Dominique Baettig possède la particularité d’être à la fois politicien et psychiatre. Nous lui avons demandé ce qu’il pense du phénomène croissant de la prostitution à Genève et en particulier celui de la prostitution estudiantine.
Le phénomène des étudiantes qui se prostituent semble prendre une ampleur particulière à Genève, parmi elles de nombreuses Françaises. Quel est votre avis en tant que politicien sur ce phénomène ?
Le succès économique et le bien-être du modèle suisse attire ceux qui veulent bénéficier de ce « fromage » riche, surtout urbain, et de son économie parallèle : dealers, requérants d’asile économique, petits délinquants opportunistes, frontaliers français à la recherche d’emplois très bien payés au comparatif national et qui acceptent de se déplacer de longues heures pour continuer à habiter et vivre à leur standard national moins élevé et favoriser une détestable opportunité de sous-enchère salariale et culturelle.
Et des prostitué(e)s de toutes origines qui viennent profiter de la misère sexuelle locale (conséquence des ravages du féminisme militant ?) ou simple réponse de l’offre à la demande. La prostitution étudiante a toujours existé puisque le fait d’étudier en situation de précarité économique est pénible et qu’il sera toujours plus rentable de vendre son corps que de travailler en usine, en restauration rapide ou faire des ménages.
Il s’agit surtout pour ces femmes vulnérabilisées de prendre des risques pour leur santé, leur sécurité physique, leur image de soi, de tomber dans des réseaux de sujétion violente organisés, d’être contaminées et de transmettre des maladies sexuelles de plus en plus difficiles à soigner (résistance), d’abuser de substances et de devenir dépendantes. Les politiciens n’ont pas grand-chose à proposer si ce n’est de rappeler les valeurs éthiques et spirituelles de respect de soi et d’autrui : ne pas abuser de la détresse et de la vulnérabilité de son prochain.
Quel est votre avis en tant que psychiatre sur les séquelles psychologiques que pourraient subir ces jeunes femmes en s’adonnant à une telle activité ?

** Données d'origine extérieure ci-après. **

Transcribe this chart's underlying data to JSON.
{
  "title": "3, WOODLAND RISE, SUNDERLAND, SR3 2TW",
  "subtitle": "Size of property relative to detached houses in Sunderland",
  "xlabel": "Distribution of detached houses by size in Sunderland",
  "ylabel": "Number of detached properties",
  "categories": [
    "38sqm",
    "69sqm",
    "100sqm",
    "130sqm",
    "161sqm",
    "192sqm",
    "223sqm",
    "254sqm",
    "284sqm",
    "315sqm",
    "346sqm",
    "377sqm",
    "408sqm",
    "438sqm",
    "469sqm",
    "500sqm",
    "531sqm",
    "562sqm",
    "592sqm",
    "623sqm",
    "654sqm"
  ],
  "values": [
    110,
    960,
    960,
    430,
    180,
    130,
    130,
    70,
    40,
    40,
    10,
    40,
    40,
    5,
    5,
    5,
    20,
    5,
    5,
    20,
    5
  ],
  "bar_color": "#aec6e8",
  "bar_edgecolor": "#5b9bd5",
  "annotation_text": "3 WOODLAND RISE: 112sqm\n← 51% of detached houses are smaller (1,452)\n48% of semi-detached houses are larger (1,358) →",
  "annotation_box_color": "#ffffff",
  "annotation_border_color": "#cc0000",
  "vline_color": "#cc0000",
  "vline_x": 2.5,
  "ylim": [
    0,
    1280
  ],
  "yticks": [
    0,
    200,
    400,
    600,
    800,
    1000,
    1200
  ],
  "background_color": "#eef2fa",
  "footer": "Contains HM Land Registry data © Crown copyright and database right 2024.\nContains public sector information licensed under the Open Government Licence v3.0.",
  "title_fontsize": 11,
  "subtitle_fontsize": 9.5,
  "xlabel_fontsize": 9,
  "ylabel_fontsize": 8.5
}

La capacité de se dissocier (déconnection psychique, dédoublement de la personnalité) pour se protéger émotionnellement de relations déshumanisées, instrumentalisées, intéressées, opportunistes, est liée, c’est l’expérience des psychiatres, à la présence, la préexistence de troubles de la personnalité qui peuvent avoir été déclenchés par des abus sexuels, physiques ou émotionnels préexistants à la relation de prostitution. La poursuite d’une exposition à des traumatismes ne va pas améliorer ces troubles, cela va de soi. La capacité de rétablir par la suite, à l’arrêt de l’activité de vente de son corps est particulièrement difficile, une relation normale, authentique et émotionnellement équilibrée est très faible. On ne sort pas indemne d’une telle activité qui nécessite un processus de sevrage, un réajustement économique à la baisse et la capacité de résister aux sollicitations des anciens clients, protecteurs, dealers ou petits maîtres-chanteurs. Une telle vie n’est pas une parenthèse anodine. Attention danger.